Orange Alert

Syracuse University Marks 25th Anniversary of Fall of Berlin Wall with Three-Month-Long Commemoration

Activities include construction, demolition of replica of Berlin Wall

Sept. 5, 2014, by Sarah Scalese

Mary Lovely
Mary Lovely

In 1989, the Berlin Wall, a physical barrier that divided East and West Berlin fell, enabling all German citizens to travel to West Germany and West Berlin and ultimately leading to the reunification of East and West Germany. Nearly 25 years later, approximately 4,000 miles away, Syracuse University is commemorating this historic occasion with a three-month-long series of events and activities, including lectures, screenings, a digital story contest, and a reenactment of the building and tearing down of a replica of the wall.

“To say the fall of the Berlin Wall was a pivotal moment in German history would be a dramatic understatement,” says Mary Lovely, who holds multiple titles at Syracuse, including professor of economics and chair of international relations. “The schedule of events we’ve compiled will help students understand the historical significance of the rise and fall of the Berlin Wall and will spark a meaningful dialogue about the factors that made peaceful revolution and reunification possible.”

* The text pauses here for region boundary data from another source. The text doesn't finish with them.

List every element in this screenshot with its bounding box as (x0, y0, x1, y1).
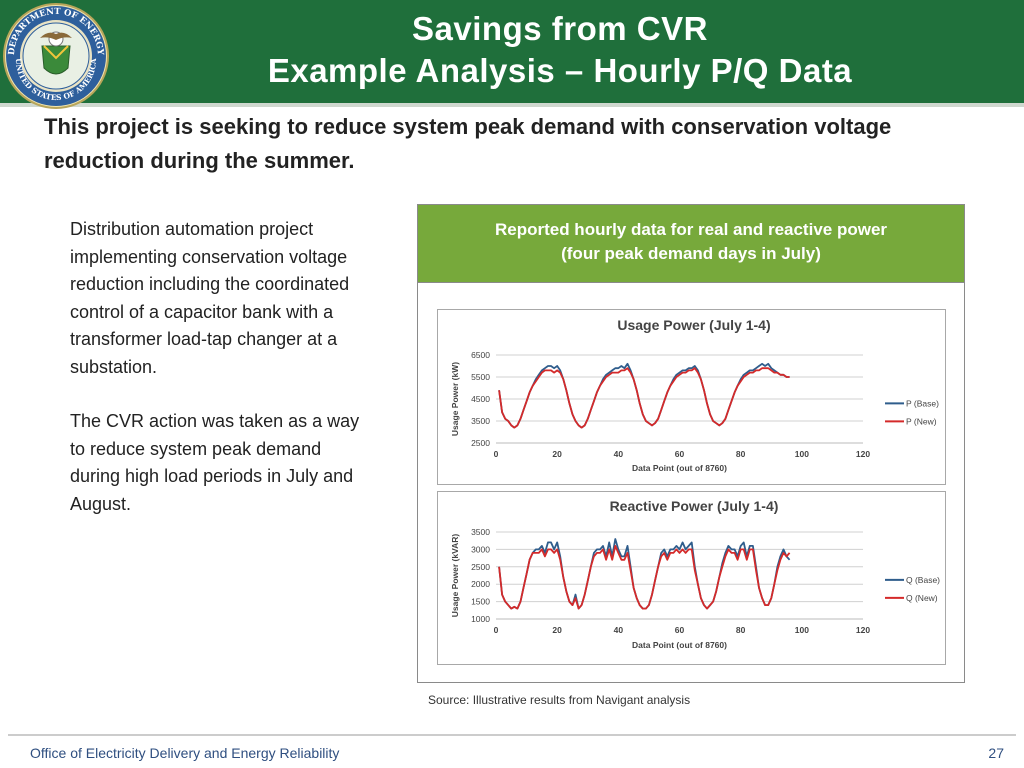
header-rule (0, 103, 1024, 107)
x-tick-label: 40 (614, 449, 624, 459)
slide-title: Savings from CVR Example Analysis – Hour… (120, 8, 1000, 92)
reactive-power-chart: Reactive Power (July 1-4)100015002000250… (450, 498, 940, 650)
department-seal-logo: DEPARTMENT OF ENERGY UNITED STATES OF AM… (3, 3, 109, 109)
y-tick-label: 5500 (471, 372, 490, 382)
y-tick-label: 2000 (471, 579, 490, 589)
y-tick-label: 2500 (471, 438, 490, 448)
source-note: Source: Illustrative results from Naviga… (428, 693, 691, 707)
page-number: 27 (988, 745, 1004, 761)
reactive-power-chart-box: Reactive Power (July 1-4) 1000 1500 2000 250… (437, 491, 946, 665)
x-tick-label: 0 (494, 449, 499, 459)
y-tick-label: 2500 (471, 562, 490, 572)
legend-label: Q (Base) (906, 575, 940, 585)
footer-rule (8, 734, 1016, 736)
description-paragraph-1: Distribution automation project implemen… (70, 219, 350, 377)
series-line-new (498, 545, 791, 610)
y-tick-label: 3500 (471, 527, 490, 537)
legend-label: Q (New) (906, 593, 938, 603)
chart-panel-header: Reported hourly data for real and reacti… (418, 205, 964, 283)
x-tick-label: 100 (795, 449, 809, 459)
slide-title-line2: Example Analysis – Hourly P/Q Data (267, 52, 853, 89)
usage-power-chart-box: Usage Power (July 1-4) 2500 3500 4500 5500 65… (437, 309, 946, 485)
description-paragraph-2: The CVR action was taken as a way to red… (70, 411, 360, 514)
header-bar (0, 0, 1024, 103)
description-text: Distribution automation project implemen… (70, 216, 375, 545)
x-tick-label: 100 (795, 625, 809, 635)
series-line-new (498, 367, 790, 429)
y-tick-label: 1000 (471, 614, 490, 624)
y-axis-label: Usage Power (kVAR) (450, 534, 460, 618)
slide-title-line1: Savings from CVR (412, 10, 708, 47)
x-tick-label: 60 (675, 449, 685, 459)
x-tick-label: 60 (675, 625, 685, 635)
y-tick-label: 6500 (471, 350, 490, 360)
y-axis-label: Usage Power (kW) (450, 362, 460, 436)
chart-title: Usage Power (July 1-4) (617, 317, 770, 333)
footer-office-name: Office of Electricity Delivery and Energ… (30, 745, 340, 761)
usage-power-chart: Usage Power (July 1-4) 2500 3500 4500 5500 65… (450, 317, 939, 473)
y-tick-label: 1500 (471, 597, 490, 607)
chart-panel-header-line2: (four peak demand days in July) (561, 244, 821, 263)
y-tick-label: 3000 (471, 544, 490, 554)
slide-subtitle: This project is seeking to reduce system… (44, 114, 892, 173)
x-tick-label: 120 (856, 449, 870, 459)
x-tick-label: 120 (856, 625, 870, 635)
x-axis-label: Data Point (out of 8760) (632, 463, 727, 473)
x-tick-label: 80 (736, 449, 746, 459)
x-tick-label: 20 (552, 625, 562, 635)
legend-label: P (Base) (906, 398, 939, 408)
x-axis-label: Data Point (out of 8760) (632, 640, 727, 650)
chart-panel-header-line1: Reported hourly data for real and reacti… (494, 220, 888, 239)
chart-panel: Reported hourly data for real and reacti… (417, 204, 965, 683)
x-tick-label: 20 (552, 449, 562, 459)
chart-title: Reactive Power (July 1-4) (610, 498, 779, 514)
x-tick-label: 80 (736, 625, 746, 635)
x-tick-label: 40 (614, 625, 624, 635)
y-tick-label: 4500 (471, 394, 490, 404)
legend-label: P (New) (906, 416, 937, 426)
x-tick-label: 0 (494, 625, 499, 635)
y-tick-label: 3500 (471, 416, 490, 426)
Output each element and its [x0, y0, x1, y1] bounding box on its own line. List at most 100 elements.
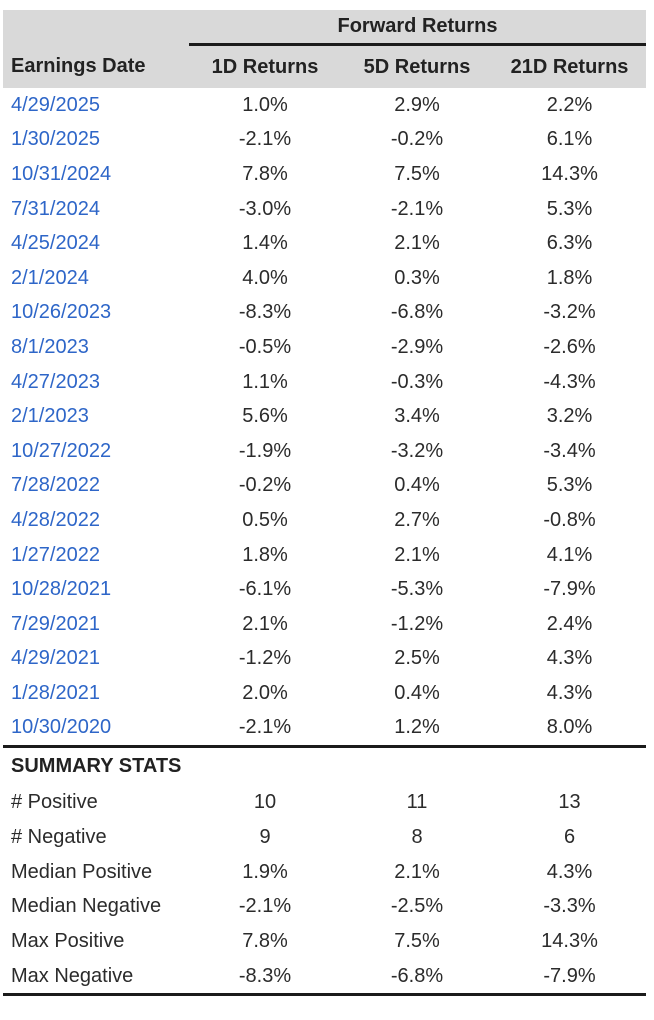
summary-21d-return-value: 13	[558, 791, 581, 814]
21d-return-value: 4.3%	[546, 647, 593, 670]
21d-return-value: 3.2%	[546, 405, 593, 428]
summary-stat-label: Median Negative	[11, 895, 162, 918]
earnings-date-link[interactable]: 10/30/2020	[11, 716, 112, 739]
summary-21d-return-value: -3.3%	[543, 895, 596, 918]
summary-5d-return-value: 11	[406, 791, 428, 814]
summary-stats-heading: SUMMARY STATS	[3, 745, 646, 786]
summary-stat-row: Max Positive 7.8% 7.5% 14.3%	[3, 924, 646, 959]
earnings-date-link[interactable]: 7/31/2024	[11, 197, 100, 220]
earnings-date-link[interactable]: 1/28/2021	[11, 681, 100, 704]
group-header-spacer	[3, 10, 189, 45]
earnings-row: 4/27/2023 1.1% -0.3% -4.3%	[3, 365, 646, 400]
21d-return-value: 6.3%	[546, 232, 593, 255]
earnings-row: 10/28/2021 -6.1% -5.3% -7.9%	[3, 572, 646, 607]
1d-return-value: 1.4%	[242, 232, 288, 255]
earnings-row: 2/1/2024 4.0% 0.3% 1.8%	[3, 261, 646, 296]
summary-1d-return-value: 10	[253, 791, 277, 814]
earnings-date-link[interactable]: 4/28/2022	[11, 508, 100, 531]
summary-5d-return-value: -2.5%	[390, 895, 444, 918]
summary-21d-return-value: 6	[563, 825, 576, 848]
1d-return-value: 5.6%	[242, 405, 288, 428]
earnings-row: 4/28/2022 0.5% 2.7% -0.8%	[3, 503, 646, 538]
1d-return-value: -6.1%	[238, 578, 292, 601]
21d-return-value: -3.2%	[543, 301, 596, 324]
earnings-row: 10/31/2024 7.8% 7.5% 14.3%	[3, 157, 646, 192]
summary-stat-row: Max Negative -8.3% -6.8% -7.9%	[3, 959, 646, 995]
summary-stats-section: SUMMARY STATS # Positive 10 11 13 # Negative…	[3, 745, 646, 995]
earnings-date-link[interactable]: 4/25/2024	[11, 232, 100, 255]
21d-return-value: -3.4%	[543, 439, 596, 462]
5d-return-value: 2.9%	[394, 93, 440, 116]
5d-return-value: 2.7%	[394, 508, 440, 531]
1d-return-value: -0.5%	[238, 335, 292, 358]
summary-stat-label: Median Positive	[11, 860, 153, 883]
column-header-1d-returns: 1D Returns	[189, 44, 341, 88]
1d-return-value: 7.8%	[242, 162, 288, 185]
1d-return-value: -2.1%	[238, 716, 292, 739]
21d-return-value: 14.3%	[541, 162, 598, 185]
5d-return-value: 3.4%	[394, 405, 440, 428]
earnings-date-link[interactable]: 4/29/2025	[11, 93, 100, 116]
5d-return-value: -0.3%	[390, 370, 444, 393]
earnings-row: 10/26/2023 -8.3% -6.8% -3.2%	[3, 296, 646, 331]
summary-1d-return-value: 9	[259, 825, 271, 848]
5d-return-value: 0.4%	[394, 681, 440, 704]
earnings-row: 2/1/2023 5.6% 3.4% 3.2%	[3, 399, 646, 434]
summary-stat-label: Max Negative	[11, 964, 134, 987]
group-header-row: Forward Returns	[3, 10, 646, 46]
5d-return-value: 0.3%	[394, 266, 440, 289]
1d-return-value: -1.9%	[238, 439, 292, 462]
summary-stat-row: # Negative 9 8 6	[3, 820, 646, 855]
5d-return-value: 1.2%	[394, 716, 440, 739]
5d-return-value: -5.3%	[390, 578, 444, 601]
earnings-date-link[interactable]: 4/27/2023	[11, 370, 100, 393]
earnings-row: 4/29/2021 -1.2% 2.5% 4.3%	[3, 642, 646, 677]
earnings-row: 10/30/2020 -2.1% 1.2% 8.0%	[3, 711, 646, 747]
1d-return-value: 0.5%	[242, 508, 288, 531]
earnings-date-link[interactable]: 8/1/2023	[11, 335, 89, 358]
21d-return-value: 6.1%	[546, 128, 593, 151]
earnings-date-link[interactable]: 4/29/2021	[11, 647, 100, 670]
earnings-row: 4/25/2024 1.4% 2.1% 6.3%	[3, 226, 646, 261]
21d-return-value: 4.1%	[546, 543, 593, 566]
earnings-row: 8/1/2023 -0.5% -2.9% -2.6%	[3, 330, 646, 365]
table-header: Forward Returns Earnings Date 1D Returns…	[3, 10, 646, 88]
earnings-date-link[interactable]: 7/28/2022	[11, 474, 100, 497]
earnings-row: 7/31/2024 -3.0% -2.1% 5.3%	[3, 192, 646, 227]
21d-return-value: 8.0%	[546, 716, 593, 739]
earnings-date-link[interactable]: 1/30/2025	[11, 128, 100, 151]
earnings-row: 10/27/2022 -1.9% -3.2% -3.4%	[3, 434, 646, 469]
summary-stat-row: Median Positive 1.9% 2.1% 4.3%	[3, 855, 646, 890]
1d-return-value: -8.3%	[238, 301, 292, 324]
summary-21d-return-value: 4.3%	[546, 860, 593, 883]
summary-1d-return-value: -8.3%	[238, 964, 292, 987]
earnings-rows: 4/29/2025 1.0% 2.9% 2.2% 1/30/2025 -2.1% -0.2%…	[3, 88, 646, 747]
summary-21d-return-value: 14.3%	[541, 929, 598, 952]
summary-stat-label: # Negative	[11, 825, 107, 848]
5d-return-value: -2.1%	[390, 197, 444, 220]
earnings-row: 7/28/2022 -0.2% 0.4% 5.3%	[3, 469, 646, 504]
1d-return-value: -1.2%	[238, 647, 292, 670]
earnings-date-link[interactable]: 10/26/2023	[11, 301, 112, 324]
earnings-date-link[interactable]: 10/31/2024	[11, 162, 112, 185]
earnings-date-link[interactable]: 1/27/2022	[11, 543, 100, 566]
5d-return-value: 7.5%	[394, 162, 440, 185]
5d-return-value: 0.4%	[394, 474, 440, 497]
earnings-date-link[interactable]: 10/27/2022	[11, 439, 112, 462]
earnings-date-link[interactable]: 10/28/2021	[11, 578, 112, 601]
1d-return-value: 1.1%	[242, 370, 288, 393]
summary-stat-row: # Positive 10 11 13	[3, 785, 646, 820]
5d-return-value: -0.2%	[390, 128, 444, 151]
group-header-title: Forward Returns	[189, 10, 646, 46]
forward-returns-table: Forward Returns Earnings Date 1D Returns…	[3, 10, 646, 997]
5d-return-value: -1.2%	[390, 612, 444, 635]
earnings-row: 1/27/2022 1.8% 2.1% 4.1%	[3, 538, 646, 573]
1d-return-value: 2.1%	[242, 612, 288, 635]
5d-return-value: 2.1%	[394, 232, 440, 255]
earnings-date-link[interactable]: 2/1/2023	[11, 405, 89, 428]
earnings-date-link[interactable]: 7/29/2021	[11, 612, 100, 635]
earnings-date-link[interactable]: 2/1/2024	[11, 266, 89, 289]
summary-stat-label: # Positive	[11, 791, 98, 814]
5d-return-value: -3.2%	[390, 439, 444, 462]
summary-5d-return-value: 8	[411, 825, 423, 848]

Students are invited to participate in the building of a replica of the Berlin Wall on Monday, October 20 (time TBA), outside of Maxwell Hall. All week long, students are also invited to express their feelings about the Berlin Wall—and physical and symbolic barriers, in general--by decorating the wall with graffiti. The wall will be torn down on Saturday, October 25 (time TBA), and will be followed by a brief reception, featuring authentic German refreshments.

Funded by a grant from the Embassy of the Federal Republic of Germany, the commemoration is co-sponsored by the Department of International Relations and the Moynihan European Research Centers, all in the Maxwell School of Citizenship and Public Affairs; the Department of Languages, Literatures; and Linguistics in the College of Arts and Sciences; and the School of Architecture.

The schedule of events is as follows:

Screening: Goodbye Lenin!

Friday, September 5, 5:30 p.m.

421 Hall of Languages

Conversations in IR: “The Streets of Berlin 9 November 1989: Chance and Contingency”

Presented by Laurie Marhoefer, professor of history at Syracuse University

Monday, September 15, 12:45 p.m.

225B Eggers Hall

Screening: The Lives of Others

Tuesday, September 16, 5:30 p.m.

110 Bowne Hall

Lecture: “Fall of the Wall: Did Economics Play a Role?”

Presented by Irwin Collier, professor of economics at the Free University of Berlin (Germany)

Monday, September 22, 4 p.m.

220 Eggers Hall

Lecture: “Commemorating a Revolution: Public Memory and National Identity in Germany after 1989”

Presented by Ralph Jessen, professor of modern history at the University of Cologne (Germany)

Tuesday, October 7, 4 p.m.

220 Eggers Hall

Screening: The Burning Wall

Followed by a discussion with director, Hava Kohav Beller

Wednesday, October 8, 5:30 p.m.

Kittredge Auditorium, H.B. Crouse Hall

Lecture: “1989 and the Remaking of the European Political Order”

Lecture presented by Jeffrey Kopstein, professor of political science and director of the Centre for Jewish Studies at the University of Toronto

Tuesday, October 16, 4 p.m.

220 Eggers Hall

Conversations in IR: “German American Relationships since the Fall of the Berlin Wall”

Presented by Jakob von Wagner, Counselor for Cultural Affairs, German Consulate General, New York

Monday, November 3, 12:45 p.m.

225B Eggers

Screening: Sonnenallee

Friday, November 7, 5:30 p.m.

421 Hall of Languages

Screening: Der Mann auf der Mauer

Wednesday, November 19, 7 p.m.

209 H.B. Crouse Hall

Students are also invited to participate in a digital story contest, for which they will create and submit a video or photo essay, detailing their perspective on the Berlin Wall, its impact on them, and how it has influenced their view of boundaries and borders. The deadline for submission is Sunday, October 12; winners will be announced on Saturday, October 25.